While I hadn’t really set a concrete goal for DAsHA other than “beat ESPN’s player projections so that I could draft more shrewdly than my friends”, I’d say this project was a rousing success. On top of having the best draft out of all my friends (my team is the one on the top in the below image that has sadly taken a turn for the worse),
I learned a lot about estimating probability distributions using Gaussian KDEs (read part one for more details on that) and I had fun hacking a Jupyter notebook into a UI that I could use to help me draft in real-time.
Unfortunately, the end of this story is not a happy one; despite my excellent draft, my record this season is only 5-5. Perhaps for my next project I’ll use some data science to help me with my week over week player projections so I stop leaving my good players on the bench!

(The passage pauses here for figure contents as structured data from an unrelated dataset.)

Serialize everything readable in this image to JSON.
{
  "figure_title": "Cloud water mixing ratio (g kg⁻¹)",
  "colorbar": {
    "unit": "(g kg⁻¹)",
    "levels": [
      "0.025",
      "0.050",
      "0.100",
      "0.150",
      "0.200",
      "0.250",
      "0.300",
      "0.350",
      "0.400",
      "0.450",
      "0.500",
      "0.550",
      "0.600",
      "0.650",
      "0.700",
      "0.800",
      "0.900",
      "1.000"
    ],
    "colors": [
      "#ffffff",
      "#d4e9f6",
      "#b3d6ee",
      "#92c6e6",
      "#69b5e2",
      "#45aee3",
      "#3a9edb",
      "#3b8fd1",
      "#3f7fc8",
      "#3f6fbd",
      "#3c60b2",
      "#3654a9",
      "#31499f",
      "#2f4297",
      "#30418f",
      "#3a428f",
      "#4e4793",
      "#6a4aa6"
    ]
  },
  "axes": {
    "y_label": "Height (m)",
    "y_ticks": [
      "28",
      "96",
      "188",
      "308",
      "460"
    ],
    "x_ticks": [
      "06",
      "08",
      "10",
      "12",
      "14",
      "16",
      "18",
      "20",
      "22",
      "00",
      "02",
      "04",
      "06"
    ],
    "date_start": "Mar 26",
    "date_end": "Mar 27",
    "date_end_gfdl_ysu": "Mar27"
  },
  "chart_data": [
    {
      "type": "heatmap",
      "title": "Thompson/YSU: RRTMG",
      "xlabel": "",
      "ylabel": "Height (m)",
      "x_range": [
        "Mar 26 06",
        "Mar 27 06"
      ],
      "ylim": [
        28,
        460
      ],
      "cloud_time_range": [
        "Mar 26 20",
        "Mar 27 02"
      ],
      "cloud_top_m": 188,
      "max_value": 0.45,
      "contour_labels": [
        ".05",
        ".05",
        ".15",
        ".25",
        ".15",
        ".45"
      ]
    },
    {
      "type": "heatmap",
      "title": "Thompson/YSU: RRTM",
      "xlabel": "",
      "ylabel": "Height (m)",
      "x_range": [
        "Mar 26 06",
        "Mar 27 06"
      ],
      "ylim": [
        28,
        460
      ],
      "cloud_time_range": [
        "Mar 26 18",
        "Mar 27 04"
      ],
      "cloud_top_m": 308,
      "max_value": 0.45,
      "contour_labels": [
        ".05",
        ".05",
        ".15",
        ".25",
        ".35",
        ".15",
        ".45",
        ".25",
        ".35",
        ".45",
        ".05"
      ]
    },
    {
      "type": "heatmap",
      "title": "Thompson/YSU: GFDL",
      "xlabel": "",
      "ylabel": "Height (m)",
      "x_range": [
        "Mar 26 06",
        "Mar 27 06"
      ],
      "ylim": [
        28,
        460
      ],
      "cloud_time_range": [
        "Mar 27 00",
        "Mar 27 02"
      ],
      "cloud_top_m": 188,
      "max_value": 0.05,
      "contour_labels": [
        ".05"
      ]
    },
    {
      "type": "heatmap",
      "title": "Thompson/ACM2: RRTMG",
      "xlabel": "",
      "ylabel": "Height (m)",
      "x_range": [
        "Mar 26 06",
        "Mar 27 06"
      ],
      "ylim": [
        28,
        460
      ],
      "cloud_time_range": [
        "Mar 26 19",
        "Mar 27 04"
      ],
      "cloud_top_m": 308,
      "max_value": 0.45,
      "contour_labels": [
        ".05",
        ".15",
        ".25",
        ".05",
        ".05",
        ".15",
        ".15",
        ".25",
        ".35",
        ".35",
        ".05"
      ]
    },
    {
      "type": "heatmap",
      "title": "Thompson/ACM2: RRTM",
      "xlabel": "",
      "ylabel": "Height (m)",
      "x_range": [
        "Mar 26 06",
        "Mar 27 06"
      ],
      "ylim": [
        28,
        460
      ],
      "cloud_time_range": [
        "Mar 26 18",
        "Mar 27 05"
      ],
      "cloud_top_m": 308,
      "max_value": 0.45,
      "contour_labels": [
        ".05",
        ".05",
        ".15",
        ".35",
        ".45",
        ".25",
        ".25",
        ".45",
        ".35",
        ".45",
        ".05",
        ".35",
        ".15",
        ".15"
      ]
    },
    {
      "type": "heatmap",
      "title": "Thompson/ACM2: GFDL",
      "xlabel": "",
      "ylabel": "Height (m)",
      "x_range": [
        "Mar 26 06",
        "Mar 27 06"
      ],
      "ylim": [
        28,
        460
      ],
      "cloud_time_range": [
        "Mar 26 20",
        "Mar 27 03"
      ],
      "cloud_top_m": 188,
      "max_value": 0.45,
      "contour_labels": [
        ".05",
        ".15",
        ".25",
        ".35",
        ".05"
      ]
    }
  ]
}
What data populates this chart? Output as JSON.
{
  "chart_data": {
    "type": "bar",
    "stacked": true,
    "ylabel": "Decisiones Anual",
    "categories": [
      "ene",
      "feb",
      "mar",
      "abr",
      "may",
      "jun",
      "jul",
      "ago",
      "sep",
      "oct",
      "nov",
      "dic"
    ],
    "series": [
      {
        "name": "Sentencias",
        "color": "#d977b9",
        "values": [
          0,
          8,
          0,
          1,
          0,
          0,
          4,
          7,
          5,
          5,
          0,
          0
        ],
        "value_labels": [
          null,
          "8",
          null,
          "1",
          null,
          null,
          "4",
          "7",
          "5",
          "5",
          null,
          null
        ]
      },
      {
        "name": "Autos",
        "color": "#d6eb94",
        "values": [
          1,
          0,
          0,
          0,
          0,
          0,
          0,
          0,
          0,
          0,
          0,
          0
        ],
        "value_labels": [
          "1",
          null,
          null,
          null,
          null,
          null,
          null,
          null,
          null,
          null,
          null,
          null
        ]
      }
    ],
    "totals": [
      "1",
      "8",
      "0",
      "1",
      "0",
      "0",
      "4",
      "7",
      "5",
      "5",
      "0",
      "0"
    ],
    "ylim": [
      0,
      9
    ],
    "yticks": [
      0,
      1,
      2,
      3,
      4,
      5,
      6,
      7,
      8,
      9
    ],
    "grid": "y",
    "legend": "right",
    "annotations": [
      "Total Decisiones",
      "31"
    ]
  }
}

For example, if the top RB available now is projected to get 150 points, but the top RB that will be available during your next pick is projected to get 100 points, the marginal score will be 50. However, if the top kicker available this round will also be available next round, the marginal score for drafting that kicker will be 0. In general, you should draft the player with the highest marginal score. ↩
I wanted to include a confidence interval for each player so to represent the upside / downside potential. Depending on my draft position, I could be willing to accept a player with a lower median projection but higher upside as opposed to locking in a player with a higher median point projection, but very low variance. ↩